Other mobile services included milkmen (both Hood's and Nook Farm), icemen and even a grocer. This was Mr. Capozucca and his cheerful son Dick, who came by in a van full of fruits, vegetables and things. Each year, Tony, the scissors' grinder from Boston, made the rounds with his heavy stand on his back, sharpening knives and scissors for Plymouth housewives. Other peddlers included Mr. Kaplowitz, who brought various "notions" around which people bought we gather as a sort of charity, as he had some sort of speech impediment. There were, earlier, several men who made rounds selling chickens and eggs, such as Henry Quartz from Rocky Nook, or Jack Brenner's uncle Frank who lived on Cherry Court. Then there was Bennie Dretler, who worked out of one of the Sandwich St. houses on the site of Friendly's Restaurant as an itinerant tailor. There were other fish peddlers besides Vanzetti, making their rounds to the sound of their tin trumpets. Tom Brewer called to mind a "Middle Eastern" gentleman who circuited Plymouth selling lace each summer, and another fellow who sold brooms and ladders from a wagon. Various services were provided by Joe Manter (of Manter's Point) who provided firewood in season and did ploughing for people as well. Before the advent of modern septic systems, Plymouth was serviced by the men who rode the "honey wagons" with what is today the unimaginable trade of cleaning out everyone's outhouse pits! There were, obviously, many more now forgotten or at least beyond our knowledge. If anyone can recall other peddlers, they might be so good as to let us know so they can be recorded before the memories of the "men of the road" are lost for good.

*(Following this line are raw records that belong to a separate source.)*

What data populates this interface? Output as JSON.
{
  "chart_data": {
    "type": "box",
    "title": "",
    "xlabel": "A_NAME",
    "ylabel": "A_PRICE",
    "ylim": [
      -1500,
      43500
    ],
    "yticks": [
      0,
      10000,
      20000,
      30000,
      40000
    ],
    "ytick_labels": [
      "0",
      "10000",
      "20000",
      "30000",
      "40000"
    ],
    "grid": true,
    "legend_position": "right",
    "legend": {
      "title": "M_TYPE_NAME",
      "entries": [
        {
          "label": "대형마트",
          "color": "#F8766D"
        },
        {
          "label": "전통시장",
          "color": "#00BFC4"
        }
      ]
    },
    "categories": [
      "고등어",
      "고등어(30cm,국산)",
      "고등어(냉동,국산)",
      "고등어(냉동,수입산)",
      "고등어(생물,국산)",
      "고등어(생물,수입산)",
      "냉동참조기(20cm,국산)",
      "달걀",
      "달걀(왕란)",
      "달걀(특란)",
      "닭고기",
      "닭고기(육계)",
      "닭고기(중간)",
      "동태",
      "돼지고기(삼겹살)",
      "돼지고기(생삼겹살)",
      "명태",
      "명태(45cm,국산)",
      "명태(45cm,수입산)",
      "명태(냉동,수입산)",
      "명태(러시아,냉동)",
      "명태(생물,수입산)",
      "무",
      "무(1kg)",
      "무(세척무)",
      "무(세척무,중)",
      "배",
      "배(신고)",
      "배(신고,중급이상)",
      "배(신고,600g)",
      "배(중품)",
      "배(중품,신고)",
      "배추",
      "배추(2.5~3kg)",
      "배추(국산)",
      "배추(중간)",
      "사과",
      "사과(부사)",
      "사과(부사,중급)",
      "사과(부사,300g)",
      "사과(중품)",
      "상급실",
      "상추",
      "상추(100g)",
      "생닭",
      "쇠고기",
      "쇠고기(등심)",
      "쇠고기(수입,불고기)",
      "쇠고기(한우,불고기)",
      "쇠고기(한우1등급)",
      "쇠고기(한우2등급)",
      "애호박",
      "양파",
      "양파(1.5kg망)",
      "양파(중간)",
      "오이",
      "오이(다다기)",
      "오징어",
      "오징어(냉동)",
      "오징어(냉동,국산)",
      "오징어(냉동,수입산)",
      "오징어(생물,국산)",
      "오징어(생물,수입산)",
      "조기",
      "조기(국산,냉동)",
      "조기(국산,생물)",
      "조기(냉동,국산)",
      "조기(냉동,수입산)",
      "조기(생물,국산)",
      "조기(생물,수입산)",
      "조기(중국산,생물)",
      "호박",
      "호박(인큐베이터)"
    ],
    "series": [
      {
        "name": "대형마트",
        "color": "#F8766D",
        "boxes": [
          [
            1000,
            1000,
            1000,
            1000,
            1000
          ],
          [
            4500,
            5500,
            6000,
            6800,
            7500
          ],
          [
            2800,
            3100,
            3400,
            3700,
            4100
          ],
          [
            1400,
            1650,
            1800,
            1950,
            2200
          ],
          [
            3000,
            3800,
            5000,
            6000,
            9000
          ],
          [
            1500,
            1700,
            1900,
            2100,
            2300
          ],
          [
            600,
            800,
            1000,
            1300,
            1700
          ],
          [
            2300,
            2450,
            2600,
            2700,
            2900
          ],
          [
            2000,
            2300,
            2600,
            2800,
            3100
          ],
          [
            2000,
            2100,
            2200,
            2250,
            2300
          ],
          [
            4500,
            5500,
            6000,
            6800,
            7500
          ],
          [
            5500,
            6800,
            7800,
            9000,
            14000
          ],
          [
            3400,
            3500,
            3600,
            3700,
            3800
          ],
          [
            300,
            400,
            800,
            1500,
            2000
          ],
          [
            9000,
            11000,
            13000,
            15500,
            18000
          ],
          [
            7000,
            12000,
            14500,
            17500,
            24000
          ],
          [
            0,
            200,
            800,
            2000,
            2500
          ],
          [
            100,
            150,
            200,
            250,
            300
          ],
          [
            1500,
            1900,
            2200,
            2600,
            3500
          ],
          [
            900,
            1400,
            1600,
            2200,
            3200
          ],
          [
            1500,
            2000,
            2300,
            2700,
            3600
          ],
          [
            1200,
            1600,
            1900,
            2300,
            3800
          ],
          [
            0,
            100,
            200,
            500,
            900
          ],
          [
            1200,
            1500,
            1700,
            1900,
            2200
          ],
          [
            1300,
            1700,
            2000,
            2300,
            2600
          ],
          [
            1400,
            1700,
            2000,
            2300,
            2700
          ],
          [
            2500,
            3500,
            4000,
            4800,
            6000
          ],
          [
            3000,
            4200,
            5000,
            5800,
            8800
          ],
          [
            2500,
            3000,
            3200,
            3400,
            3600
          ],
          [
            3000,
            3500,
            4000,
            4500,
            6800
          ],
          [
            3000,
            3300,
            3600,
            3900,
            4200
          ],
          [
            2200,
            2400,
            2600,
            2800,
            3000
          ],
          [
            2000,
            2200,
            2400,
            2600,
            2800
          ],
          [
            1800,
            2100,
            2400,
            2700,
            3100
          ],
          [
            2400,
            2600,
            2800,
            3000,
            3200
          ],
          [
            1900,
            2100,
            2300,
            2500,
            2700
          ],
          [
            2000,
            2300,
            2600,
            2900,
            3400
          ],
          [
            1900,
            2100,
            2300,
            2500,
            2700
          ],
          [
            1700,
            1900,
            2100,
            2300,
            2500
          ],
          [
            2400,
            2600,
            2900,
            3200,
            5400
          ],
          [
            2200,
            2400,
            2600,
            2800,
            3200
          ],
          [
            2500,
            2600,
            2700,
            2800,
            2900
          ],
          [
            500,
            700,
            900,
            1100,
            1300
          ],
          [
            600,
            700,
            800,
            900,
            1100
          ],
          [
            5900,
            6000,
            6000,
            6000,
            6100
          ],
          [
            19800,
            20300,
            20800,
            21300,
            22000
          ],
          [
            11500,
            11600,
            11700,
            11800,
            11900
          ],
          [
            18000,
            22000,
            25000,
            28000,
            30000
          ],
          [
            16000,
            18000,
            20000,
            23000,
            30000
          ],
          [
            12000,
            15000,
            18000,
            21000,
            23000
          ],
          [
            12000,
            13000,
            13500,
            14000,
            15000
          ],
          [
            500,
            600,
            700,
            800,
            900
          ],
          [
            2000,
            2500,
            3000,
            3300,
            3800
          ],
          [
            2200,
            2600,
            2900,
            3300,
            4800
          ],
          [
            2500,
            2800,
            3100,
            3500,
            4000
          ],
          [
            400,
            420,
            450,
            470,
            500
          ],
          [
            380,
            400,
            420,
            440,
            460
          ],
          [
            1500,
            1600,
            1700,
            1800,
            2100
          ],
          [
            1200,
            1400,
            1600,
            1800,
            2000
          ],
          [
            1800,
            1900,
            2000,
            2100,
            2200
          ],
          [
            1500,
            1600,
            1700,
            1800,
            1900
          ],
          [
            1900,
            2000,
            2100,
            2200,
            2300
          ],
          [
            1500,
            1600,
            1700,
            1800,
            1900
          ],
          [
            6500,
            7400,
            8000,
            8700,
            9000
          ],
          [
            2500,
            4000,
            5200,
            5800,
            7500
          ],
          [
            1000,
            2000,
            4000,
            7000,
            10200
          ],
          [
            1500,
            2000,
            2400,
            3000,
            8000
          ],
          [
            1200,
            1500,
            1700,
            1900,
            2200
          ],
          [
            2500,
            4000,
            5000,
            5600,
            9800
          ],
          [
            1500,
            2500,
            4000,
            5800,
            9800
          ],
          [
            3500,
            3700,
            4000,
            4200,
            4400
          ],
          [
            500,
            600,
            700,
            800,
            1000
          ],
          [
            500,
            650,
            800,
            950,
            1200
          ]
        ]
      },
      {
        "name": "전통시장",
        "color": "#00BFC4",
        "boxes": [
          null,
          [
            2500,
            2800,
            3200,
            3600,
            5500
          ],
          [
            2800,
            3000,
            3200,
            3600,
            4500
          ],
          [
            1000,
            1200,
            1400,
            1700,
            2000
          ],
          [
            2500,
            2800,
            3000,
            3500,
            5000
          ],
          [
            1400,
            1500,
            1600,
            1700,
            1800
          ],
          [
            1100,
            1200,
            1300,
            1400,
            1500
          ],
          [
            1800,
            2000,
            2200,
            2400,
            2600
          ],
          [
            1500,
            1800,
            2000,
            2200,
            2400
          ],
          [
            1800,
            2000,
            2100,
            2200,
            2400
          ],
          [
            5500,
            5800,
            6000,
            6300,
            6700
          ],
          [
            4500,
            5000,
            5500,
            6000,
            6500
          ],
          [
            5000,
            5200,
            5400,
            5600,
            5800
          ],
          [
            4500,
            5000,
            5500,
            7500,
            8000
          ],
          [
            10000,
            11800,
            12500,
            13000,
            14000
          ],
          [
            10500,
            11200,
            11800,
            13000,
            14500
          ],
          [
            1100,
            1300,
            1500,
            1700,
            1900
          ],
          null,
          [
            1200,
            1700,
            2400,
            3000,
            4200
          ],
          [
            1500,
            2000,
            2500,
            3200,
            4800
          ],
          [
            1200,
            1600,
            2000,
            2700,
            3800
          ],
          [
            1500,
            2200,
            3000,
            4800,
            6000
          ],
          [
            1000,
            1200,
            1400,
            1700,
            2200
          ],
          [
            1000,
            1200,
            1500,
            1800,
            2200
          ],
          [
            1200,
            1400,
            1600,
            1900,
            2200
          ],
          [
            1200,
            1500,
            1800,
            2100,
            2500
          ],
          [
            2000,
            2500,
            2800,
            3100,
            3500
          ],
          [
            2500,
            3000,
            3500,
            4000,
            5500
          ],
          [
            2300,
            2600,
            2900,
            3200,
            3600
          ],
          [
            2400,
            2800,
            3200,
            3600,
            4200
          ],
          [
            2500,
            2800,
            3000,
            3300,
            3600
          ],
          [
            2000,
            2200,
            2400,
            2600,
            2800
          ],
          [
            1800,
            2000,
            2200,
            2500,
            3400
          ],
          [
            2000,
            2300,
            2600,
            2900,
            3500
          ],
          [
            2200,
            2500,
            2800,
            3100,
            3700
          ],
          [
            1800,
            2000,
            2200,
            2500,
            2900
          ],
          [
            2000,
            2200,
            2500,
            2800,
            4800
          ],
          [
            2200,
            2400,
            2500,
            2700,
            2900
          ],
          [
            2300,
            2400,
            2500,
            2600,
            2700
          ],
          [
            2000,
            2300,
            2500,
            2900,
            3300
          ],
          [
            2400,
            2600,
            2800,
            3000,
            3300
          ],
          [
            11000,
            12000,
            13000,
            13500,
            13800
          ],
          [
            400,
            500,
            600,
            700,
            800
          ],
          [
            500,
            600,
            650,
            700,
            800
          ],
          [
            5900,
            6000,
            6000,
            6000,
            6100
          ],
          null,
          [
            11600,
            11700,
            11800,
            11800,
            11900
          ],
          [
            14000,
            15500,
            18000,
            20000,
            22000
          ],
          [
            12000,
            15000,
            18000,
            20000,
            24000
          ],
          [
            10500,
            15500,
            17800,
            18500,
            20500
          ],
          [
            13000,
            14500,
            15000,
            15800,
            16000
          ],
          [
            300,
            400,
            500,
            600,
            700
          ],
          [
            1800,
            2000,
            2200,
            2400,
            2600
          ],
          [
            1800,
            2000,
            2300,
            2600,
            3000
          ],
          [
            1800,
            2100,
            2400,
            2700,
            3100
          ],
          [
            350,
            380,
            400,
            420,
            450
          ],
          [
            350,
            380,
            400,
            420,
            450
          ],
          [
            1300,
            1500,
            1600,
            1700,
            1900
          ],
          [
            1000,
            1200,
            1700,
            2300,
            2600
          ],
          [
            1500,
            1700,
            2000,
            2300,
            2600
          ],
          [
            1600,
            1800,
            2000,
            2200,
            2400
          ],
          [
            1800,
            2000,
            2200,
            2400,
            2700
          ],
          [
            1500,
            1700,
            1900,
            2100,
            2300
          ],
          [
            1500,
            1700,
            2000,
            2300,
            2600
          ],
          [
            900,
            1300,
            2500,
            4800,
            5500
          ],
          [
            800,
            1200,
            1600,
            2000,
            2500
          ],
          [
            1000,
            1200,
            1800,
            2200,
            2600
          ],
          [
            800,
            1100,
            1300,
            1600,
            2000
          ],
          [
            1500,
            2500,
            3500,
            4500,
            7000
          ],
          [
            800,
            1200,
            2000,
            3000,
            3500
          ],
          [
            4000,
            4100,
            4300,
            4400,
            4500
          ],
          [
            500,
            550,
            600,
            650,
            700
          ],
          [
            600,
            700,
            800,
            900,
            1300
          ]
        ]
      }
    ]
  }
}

The other change noted earlier is the departure of the neighborhood grocery. Before mobility triumphed, there were a number of small stores scattered throughout the town so that each housewife could do her regular shopping afoot (and every child could take inordinate amounts of time deciding on the suitable way to spend a few pennies on candy). These stores seemed to change hands and move about with some regularity, appearing here and then there as economics and ambition dictated. On Summer St., we chiefly remember Eddie Clough Jr.'s Market at number 84 (on the west corner of Summer and Willard Place, which had been Atwood's Grocery in the 1880s). His father, Edward Clough sr., had a grocery at 87 Summer as early as 1893, which moved across the street in 1918. Curiously, there was a Richard Clough living on Summer St. (then called High St.) as early as 1638. There was a Rogan's Grocery at number 85 (or 87), and Rogan's Dry Goods  on the corner of High and Summer Sts. in 1920 (and briefly afterward in the 1950s). Further down Summer St. was Taub's Grocery on the north side of the street at number 27, and of course the several markets on Market St, such as the South Centre Market and People's Market. The other notable market for a child was Saracca's at 36 Sandwich St., which had a marvelous selection of candy and comics.

Rutland Herald, Nov. 16, 1843 (quoted in Dorson Jonathan Draws the Longbow, p. 80)
Dolan, J.R. The Yankee Peddlers of Early America. New York: Clarkson N. Potter, 1964. p. 67.

Wright, Richardson. Hawkers & Walkers in Early America. Philadelphia: J.P. Lippencott, 1927. p. 21.